Sur l'eau
"Raymond affirme que nous aurons vent d'est, Bernard tient toujours pour l'ouest et me conseille de changer d'allure et de marcher tribord amures sur le Drammont qui se dresse au loin. Je suis aussitôt son avis et, sous la lente poussée d'une brise agonisante, nous nous rapprochons de l'Esterel. La longue côte tombe dans l'eau bleue qu'elle fait paraître violette. Elle est bizarre, hérissée, jolie, avec des pointes, des golfes innombrables, des rochers capricieux et coquets, mille fantaisies de montagne admirée."
Je commence ma participation au challenge Maupassant (Chez Une Comète) par le journal de bord tenu par l'auteur en 1888, lors d'une croisière sur les côtes de la Méditérrannée, à bord de son voilier, le "Bel-Ami". En fait, il est assez peu question de navigation et davantage des escales à terre. Il est assisté par deux matelots aguerris.
Maupassant a écrit chaque jour ce qu'il voyait et ce qu'il pensait, ce qui est l'occasion de réflexions sur la société, la vie à Menton et à Cannes à la fin du 19e, les mondanités, la littérature. Il y a de longs passages sur la guerre, qu'il dénonce et sur l'état du pays. Il se montre volontiers ironique, souvent triste et peu optimiste sur l'évolution de l'homme.
La côte qu'il décrit n'existe plus guère, elle avait encore un aspect sauvage qui a disparu. Menton et l'aristocratie russe qui venait y mourir de tuberculose semblent bien loin. Qu'aurait-il pensé du tourisme de masse et de ses destructions ?
C'est un bonheur de retrouver le style de Maupassant, sa fluidité, son talent pour décrire les hommes et leurs intrigues.
J'ai apprécié la préface de Björn Larsson, marin lui-même.
A lire, pour connaître un peu mieux l'auteur et son époque.

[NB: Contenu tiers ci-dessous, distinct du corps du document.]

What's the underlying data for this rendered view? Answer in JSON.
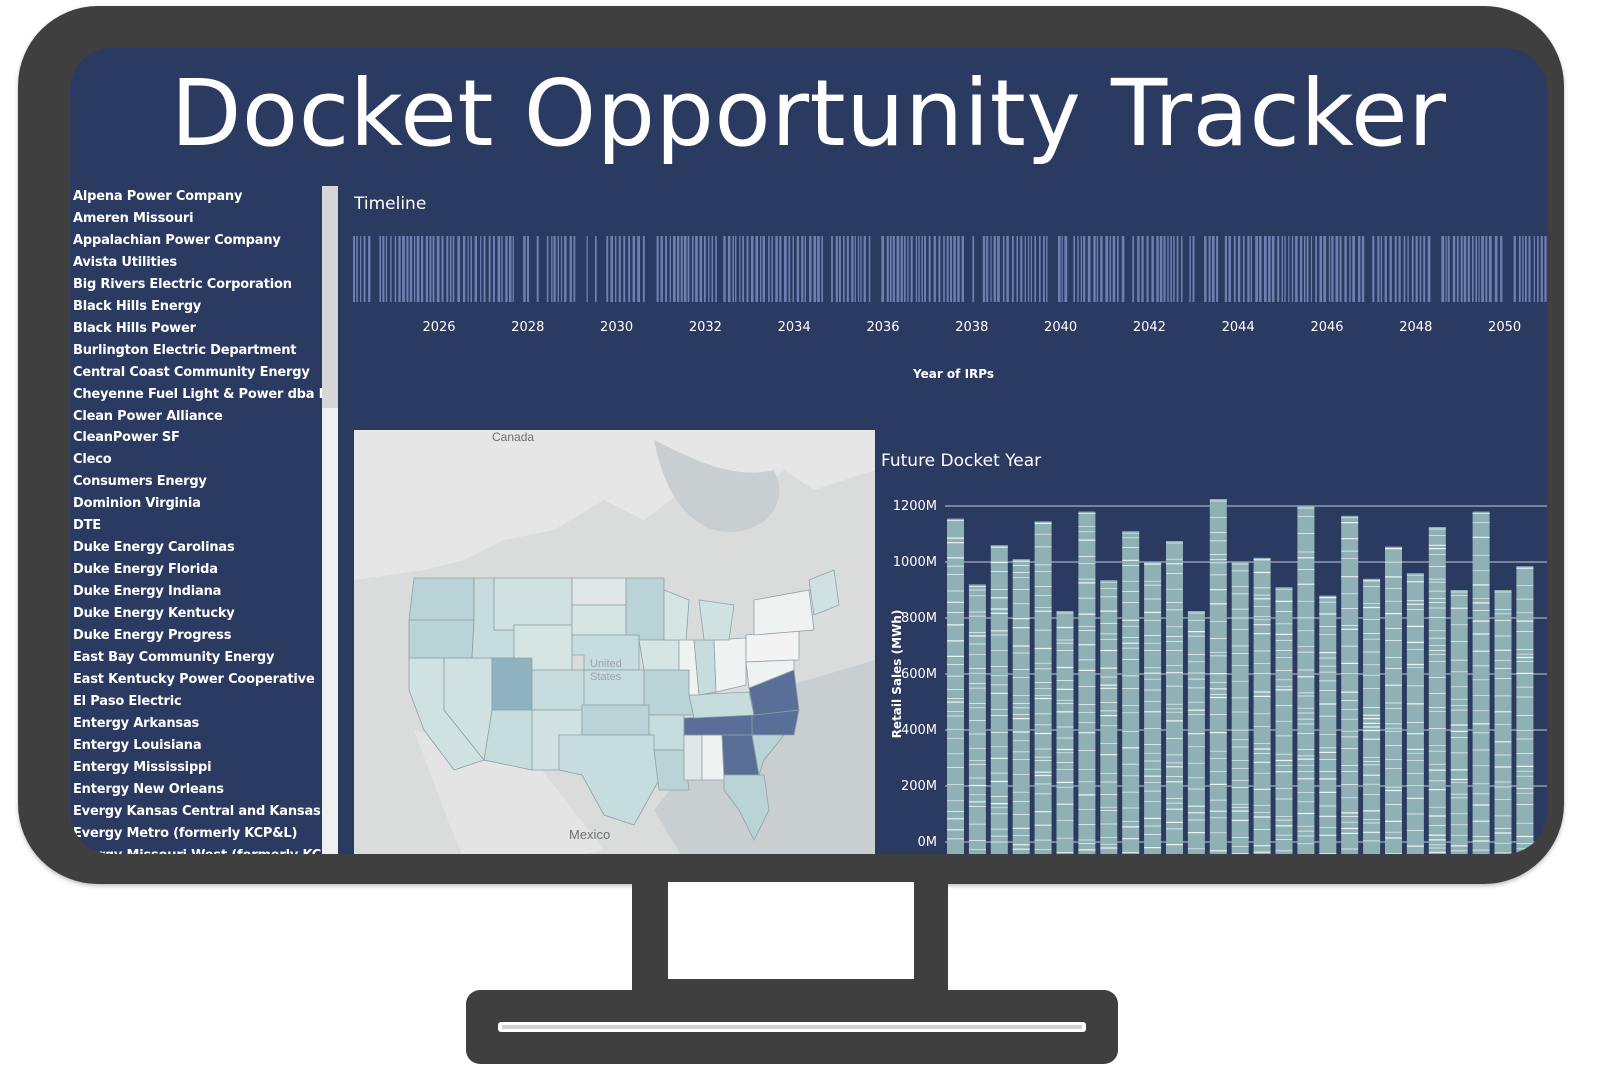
{
  "app": {
    "title": "Docket Opportunity Tracker"
  },
  "sidebar": {
    "items": [
      "Alpena Power Company",
      "Ameren Missouri",
      "Appalachian Power Company",
      "Avista Utilities",
      "Big Rivers Electric Corporation",
      "Black Hills Energy",
      "Black Hills Power",
      "Burlington Electric Department",
      "Central Coast Community Energy",
      "Cheyenne Fuel Light & Power dba Black H",
      "Clean Power Alliance",
      "CleanPower SF",
      "Cleco",
      "Consumers Energy",
      "Dominion Virginia",
      "DTE",
      "Duke Energy Carolinas",
      "Duke Energy Florida",
      "Duke Energy Indiana",
      "Duke Energy Kentucky",
      "Duke Energy Progress",
      "East Bay Community Energy",
      "East Kentucky Power Cooperative",
      "El Paso Electric",
      "Entergy Arkansas",
      "Entergy Louisiana",
      "Entergy Mississippi",
      "Entergy New Orleans",
      "Evergy Kansas Central and Kansas South",
      "Evergy Metro (formerly KCP&L)",
      "Evergy Missouri West (formerly KCP&L G"
    ]
  },
  "timeline": {
    "title": "Timeline",
    "axis_title": "Year of IRPs",
    "ticks": [
      "2026",
      "2028",
      "2030",
      "2032",
      "2034",
      "2036",
      "2038",
      "2040",
      "2042",
      "2044",
      "2046",
      "2048",
      "2050"
    ],
    "bar_color": "#6f7fb0"
  },
  "map": {
    "labels": {
      "canada": "Canada",
      "united_states": "United States",
      "mexico": "Mexico"
    }
  },
  "chart_data": {
    "type": "bar",
    "title": "Future Docket Year",
    "ylabel": "Retail Sales (MWh)",
    "xlabel": "",
    "ylim": [
      0,
      1200
    ],
    "yticks": [
      "0M",
      "200M",
      "400M",
      "600M",
      "800M",
      "1000M",
      "1200M"
    ],
    "values": [
      1155,
      920,
      1060,
      1010,
      1145,
      825,
      1180,
      935,
      1110,
      1000,
      1075,
      825,
      1225,
      1000,
      1015,
      910,
      1200,
      880,
      1165,
      940,
      1055,
      960,
      1125,
      900,
      1180,
      900,
      985
    ],
    "grid": true,
    "bar_color": "#8fb0b4"
  },
  "colors": {
    "screen_bg": "#2b3a60",
    "frame": "#3f3f3f"
  }
}
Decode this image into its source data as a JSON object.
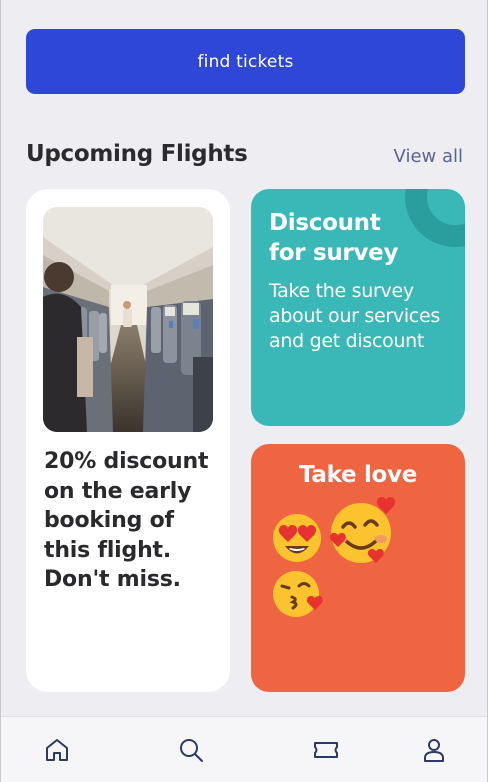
{
  "actions": {
    "find_tickets_label": "find tickets"
  },
  "section": {
    "title": "Upcoming Flights",
    "view_all_label": "View all"
  },
  "cards": {
    "promo": {
      "text": "20% discount on the early booking of this flight. Don't miss."
    },
    "survey": {
      "title": "Discount for survey",
      "body": "Take the survey about our services and get discount"
    },
    "love": {
      "title": "Take love"
    }
  },
  "nav": [
    {
      "name": "home",
      "icon": "home-icon"
    },
    {
      "name": "search",
      "icon": "search-icon"
    },
    {
      "name": "tickets",
      "icon": "ticket-icon"
    },
    {
      "name": "profile",
      "icon": "user-icon"
    }
  ],
  "colors": {
    "primary": "#2f47d6",
    "survey_card": "#3ab8b8",
    "love_card": "#ef6542",
    "background": "#eeedf2",
    "link": "#5a6494"
  }
}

"Un grand rassemblement se tenait devant l'église. On mariait là-dedans. Un prêtre autorisait en latin, avec une gravité pontificale, l'acte animal, solennel et comique qui agite si fort les hommes, les fait tant rire, tant souffrir, tant pleurer. Les familles, selon l'usage, avaient invité tous leurs parents et tous leurs amis à ce service funèbre de l'innocence d'une jeune fille, à ce spectacle inconvenant et pieux des conseils ecclésiastiques précédant ceux de la mère et de la bénédiction publique, donnée à ce que l'on voile d'ordinaire avec tant de pudeur et de souci".